Abstract Introduction/Objective INTRODUCTION: The Donath-Landsteiner (DL) antibody is known to cause paroxysmal cold hemoglobinuria (PCH), a rare form of intravascular hemolytic anemia which is precipitated by an IgG biphasic hemolysin with specificity to the P blood group antigen and most commonly reported in children. The DL test is a serologic test specifically examines, the biphasic nature of the antibody activity. Methods/Case Report CASE PRESENTATION: A 4-year-old previously healthy boy presented at an academic medical center with rhinorrhea and nasal congestion.

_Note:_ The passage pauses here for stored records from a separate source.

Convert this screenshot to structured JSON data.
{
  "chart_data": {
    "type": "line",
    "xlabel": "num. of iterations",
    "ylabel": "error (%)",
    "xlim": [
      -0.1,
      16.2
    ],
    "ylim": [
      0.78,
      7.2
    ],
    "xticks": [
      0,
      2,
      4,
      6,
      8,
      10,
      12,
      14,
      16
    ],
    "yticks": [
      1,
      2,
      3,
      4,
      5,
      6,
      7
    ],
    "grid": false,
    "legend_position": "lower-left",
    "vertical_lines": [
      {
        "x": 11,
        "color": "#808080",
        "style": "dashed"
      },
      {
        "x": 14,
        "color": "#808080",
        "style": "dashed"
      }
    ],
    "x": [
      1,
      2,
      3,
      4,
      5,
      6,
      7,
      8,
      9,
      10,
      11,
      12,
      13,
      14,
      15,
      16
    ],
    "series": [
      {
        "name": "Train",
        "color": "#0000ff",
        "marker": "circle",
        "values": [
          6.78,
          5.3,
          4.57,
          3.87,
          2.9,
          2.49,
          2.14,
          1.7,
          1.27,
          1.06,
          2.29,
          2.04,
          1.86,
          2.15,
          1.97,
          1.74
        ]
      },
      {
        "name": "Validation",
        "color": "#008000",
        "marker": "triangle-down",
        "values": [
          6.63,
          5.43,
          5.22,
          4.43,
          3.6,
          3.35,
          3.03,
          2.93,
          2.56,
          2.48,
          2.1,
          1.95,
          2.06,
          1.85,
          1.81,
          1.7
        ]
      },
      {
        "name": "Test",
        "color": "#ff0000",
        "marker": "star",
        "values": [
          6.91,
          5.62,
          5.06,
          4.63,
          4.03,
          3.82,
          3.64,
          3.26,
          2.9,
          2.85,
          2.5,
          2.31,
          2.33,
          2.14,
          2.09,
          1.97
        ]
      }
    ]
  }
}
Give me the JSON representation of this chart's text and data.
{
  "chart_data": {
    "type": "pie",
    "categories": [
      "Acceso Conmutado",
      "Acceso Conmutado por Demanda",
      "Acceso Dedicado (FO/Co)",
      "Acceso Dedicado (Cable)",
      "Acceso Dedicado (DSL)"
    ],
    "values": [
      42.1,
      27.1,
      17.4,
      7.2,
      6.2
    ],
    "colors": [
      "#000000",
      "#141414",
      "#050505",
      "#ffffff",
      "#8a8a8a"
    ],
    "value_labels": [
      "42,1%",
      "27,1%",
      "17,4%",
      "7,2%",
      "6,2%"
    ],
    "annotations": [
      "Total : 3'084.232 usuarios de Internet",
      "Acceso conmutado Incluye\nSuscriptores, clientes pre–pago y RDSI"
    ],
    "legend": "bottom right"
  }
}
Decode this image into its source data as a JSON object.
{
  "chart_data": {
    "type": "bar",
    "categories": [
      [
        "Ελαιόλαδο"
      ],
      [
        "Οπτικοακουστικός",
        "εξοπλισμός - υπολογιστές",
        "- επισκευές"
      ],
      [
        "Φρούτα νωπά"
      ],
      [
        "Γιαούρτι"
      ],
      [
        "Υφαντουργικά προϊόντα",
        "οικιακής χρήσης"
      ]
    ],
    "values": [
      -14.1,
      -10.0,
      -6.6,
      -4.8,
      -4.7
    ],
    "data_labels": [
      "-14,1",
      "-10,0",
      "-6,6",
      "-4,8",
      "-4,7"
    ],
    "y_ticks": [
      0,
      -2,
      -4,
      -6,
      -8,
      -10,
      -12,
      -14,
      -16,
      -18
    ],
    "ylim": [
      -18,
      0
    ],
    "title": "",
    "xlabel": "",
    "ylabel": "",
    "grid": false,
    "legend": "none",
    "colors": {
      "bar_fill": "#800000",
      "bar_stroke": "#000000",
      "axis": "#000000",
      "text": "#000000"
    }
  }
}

His family reported that his urine became darker almost coke colored after his symptoms started. His initial vitals; temperature of 37.1 C, heart rate of 140, blood pressure of 122/87 and O2 saturation of 96% on room air. Laboratory investigations showed a hemoglobin level of 4.2 g/dL, hematocrit level of 12.5%, platelets count of 229 K/uL, indirect bilirubin of 6.2mg/dL, haptoglobin <30 mg/dL, LDH >1800 U/L. Direct antiglobulin test was positive with complement only. Thermal Amplitude and indirect Donath-Landsteiner tests were both positive. Respiratory viral panel was positive for Rhinovirus. The antibody screen was negative, and the patient was provided supportive care including as needed RBC transfusion, warming of fluids and body. By day day 9 patient Hgb stabilized, LDH, bilirubin and haptoglobin normalized and his urine turned yellow color and was discharged in stable condition. Results (if a Case Study enter NA) NA Conclusion CONCLUSIONS PCH is classified as a cold autoimmune hemolytic anemia caused by an IgG antibody that sensitizes RBCs at cold temperatures by attaching complement to the RBCs, causing intravascular hemolysis upon rewarming. The DL test for PCH involves in vitro testing for hemolysis with the patient's serum, washed group-O cells expressing the P antigen, and fresh normal serum. To prevent autoadsorption of the antibody and hemolysis, blood should be collected in prewarmed tubes that do not contain anticoagulants and kept at 37°C during the collection procedure. A high index of suspicion especially in pediatric population should be maintained after a viral infection. The treatment is usually supportive.